My own experience has only been to use it when I don’t understand the load order and want to “just make it work”. Very pragmatic and in the long run it has to change.

According to the manual:

Normally, well-designed Lisp programs should not use with-eval-after-load.

Its great to be normal.

Addendum: 2019-09-09

Thank you Phil for pointing out the inaccuracy in this post. I’d written the wrong thing down and it totally changed the meaning of the post. The title had been “Is Are Load Hooks Always A Bad Idea?” and I changed it to “Is `with-eval-after-load’ Always A Bad Idea?”

2 thoughts on “Is `with-eval-after-load’ Always A Bad Idea?”

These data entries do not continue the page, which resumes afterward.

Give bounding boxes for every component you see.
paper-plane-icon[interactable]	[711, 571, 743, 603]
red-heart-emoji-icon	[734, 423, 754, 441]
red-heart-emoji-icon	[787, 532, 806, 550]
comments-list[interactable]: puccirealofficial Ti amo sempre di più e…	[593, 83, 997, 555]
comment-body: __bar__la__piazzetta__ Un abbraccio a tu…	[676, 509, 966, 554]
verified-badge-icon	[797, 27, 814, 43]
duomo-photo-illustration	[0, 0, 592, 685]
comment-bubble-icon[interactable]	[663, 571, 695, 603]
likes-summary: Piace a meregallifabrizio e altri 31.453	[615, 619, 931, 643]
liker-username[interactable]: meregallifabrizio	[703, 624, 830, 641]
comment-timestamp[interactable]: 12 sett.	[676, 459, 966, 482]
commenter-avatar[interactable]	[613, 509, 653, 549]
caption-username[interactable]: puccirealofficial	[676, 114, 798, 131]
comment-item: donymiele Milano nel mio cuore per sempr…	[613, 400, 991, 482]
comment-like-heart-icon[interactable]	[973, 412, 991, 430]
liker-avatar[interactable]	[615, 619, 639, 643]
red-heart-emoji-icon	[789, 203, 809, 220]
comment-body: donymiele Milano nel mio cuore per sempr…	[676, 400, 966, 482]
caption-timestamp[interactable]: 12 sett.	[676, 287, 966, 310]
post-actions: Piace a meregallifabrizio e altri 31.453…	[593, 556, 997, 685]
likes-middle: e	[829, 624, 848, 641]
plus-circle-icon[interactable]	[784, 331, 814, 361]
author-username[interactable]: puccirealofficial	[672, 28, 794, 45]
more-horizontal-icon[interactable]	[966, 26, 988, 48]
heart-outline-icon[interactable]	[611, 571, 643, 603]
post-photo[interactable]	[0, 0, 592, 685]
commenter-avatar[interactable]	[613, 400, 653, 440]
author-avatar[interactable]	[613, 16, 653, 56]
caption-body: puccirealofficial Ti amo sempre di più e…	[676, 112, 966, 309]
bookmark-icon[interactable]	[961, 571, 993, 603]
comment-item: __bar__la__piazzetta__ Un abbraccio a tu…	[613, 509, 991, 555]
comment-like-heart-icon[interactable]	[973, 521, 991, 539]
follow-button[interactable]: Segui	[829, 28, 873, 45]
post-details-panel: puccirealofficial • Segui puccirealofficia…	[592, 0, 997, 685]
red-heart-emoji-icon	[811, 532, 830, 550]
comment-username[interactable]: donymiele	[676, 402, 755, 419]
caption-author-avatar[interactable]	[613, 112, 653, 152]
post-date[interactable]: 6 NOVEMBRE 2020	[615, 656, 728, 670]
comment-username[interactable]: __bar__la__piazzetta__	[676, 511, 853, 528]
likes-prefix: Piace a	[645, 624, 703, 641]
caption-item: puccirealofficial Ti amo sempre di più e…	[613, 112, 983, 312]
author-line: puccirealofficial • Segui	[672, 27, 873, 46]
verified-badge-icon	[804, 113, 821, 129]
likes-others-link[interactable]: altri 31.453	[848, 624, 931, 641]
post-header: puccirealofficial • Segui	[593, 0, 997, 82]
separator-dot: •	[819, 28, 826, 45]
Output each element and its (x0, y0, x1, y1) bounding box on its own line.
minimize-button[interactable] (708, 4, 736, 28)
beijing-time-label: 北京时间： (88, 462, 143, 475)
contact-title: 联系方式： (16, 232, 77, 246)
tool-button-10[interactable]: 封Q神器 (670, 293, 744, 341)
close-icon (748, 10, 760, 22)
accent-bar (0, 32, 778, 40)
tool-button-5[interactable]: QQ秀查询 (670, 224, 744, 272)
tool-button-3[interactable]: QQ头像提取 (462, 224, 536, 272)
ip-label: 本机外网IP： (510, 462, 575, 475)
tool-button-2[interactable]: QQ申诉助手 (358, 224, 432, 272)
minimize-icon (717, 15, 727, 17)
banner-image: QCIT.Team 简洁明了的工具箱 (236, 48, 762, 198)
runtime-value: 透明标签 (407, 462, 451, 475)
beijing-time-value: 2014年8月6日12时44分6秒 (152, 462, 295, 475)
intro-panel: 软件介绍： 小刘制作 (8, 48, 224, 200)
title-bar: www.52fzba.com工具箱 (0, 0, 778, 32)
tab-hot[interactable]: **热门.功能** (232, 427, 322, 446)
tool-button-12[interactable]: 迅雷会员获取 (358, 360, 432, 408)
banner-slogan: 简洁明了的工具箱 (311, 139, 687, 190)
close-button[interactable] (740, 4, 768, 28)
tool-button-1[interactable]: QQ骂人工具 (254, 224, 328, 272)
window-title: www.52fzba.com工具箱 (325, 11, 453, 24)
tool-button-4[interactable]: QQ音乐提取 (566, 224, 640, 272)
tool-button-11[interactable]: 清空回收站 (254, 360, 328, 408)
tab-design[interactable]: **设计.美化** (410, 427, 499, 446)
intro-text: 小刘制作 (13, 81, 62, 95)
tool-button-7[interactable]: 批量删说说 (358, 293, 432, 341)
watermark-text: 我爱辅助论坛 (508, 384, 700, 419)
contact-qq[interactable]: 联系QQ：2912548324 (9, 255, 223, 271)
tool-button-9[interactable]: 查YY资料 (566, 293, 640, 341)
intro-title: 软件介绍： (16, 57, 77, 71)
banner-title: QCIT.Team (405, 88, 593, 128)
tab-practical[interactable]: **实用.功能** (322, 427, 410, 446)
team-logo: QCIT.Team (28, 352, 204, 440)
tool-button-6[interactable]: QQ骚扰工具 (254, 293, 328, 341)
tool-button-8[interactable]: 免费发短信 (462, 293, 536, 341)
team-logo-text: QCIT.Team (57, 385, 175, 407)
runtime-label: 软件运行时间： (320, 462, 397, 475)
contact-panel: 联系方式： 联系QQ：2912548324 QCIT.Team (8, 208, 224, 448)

  1. Curious. I think of “load hooks” as being specifically the likes of: (apropos-variable ‘(“-load-hook”))

    In any case, without quoting the *rest* of that paragraph in the manual, you are definitely losing context!

    > Normally, well-designed Lisp programs should not use with-eval-after-load. If you need to examine and set the variables defined in another library (those meant for outside use), you can do it immediately—there is no need to wait until the library is loaded. If you need to call functions defined by that library, you should load the library, preferably with require

    with-eval-after-load is indeed for other scenarios than those mentioned — but sometimes that’s exactly what you want, and it is certainly not bad practice to use it when it is the appropriate thing.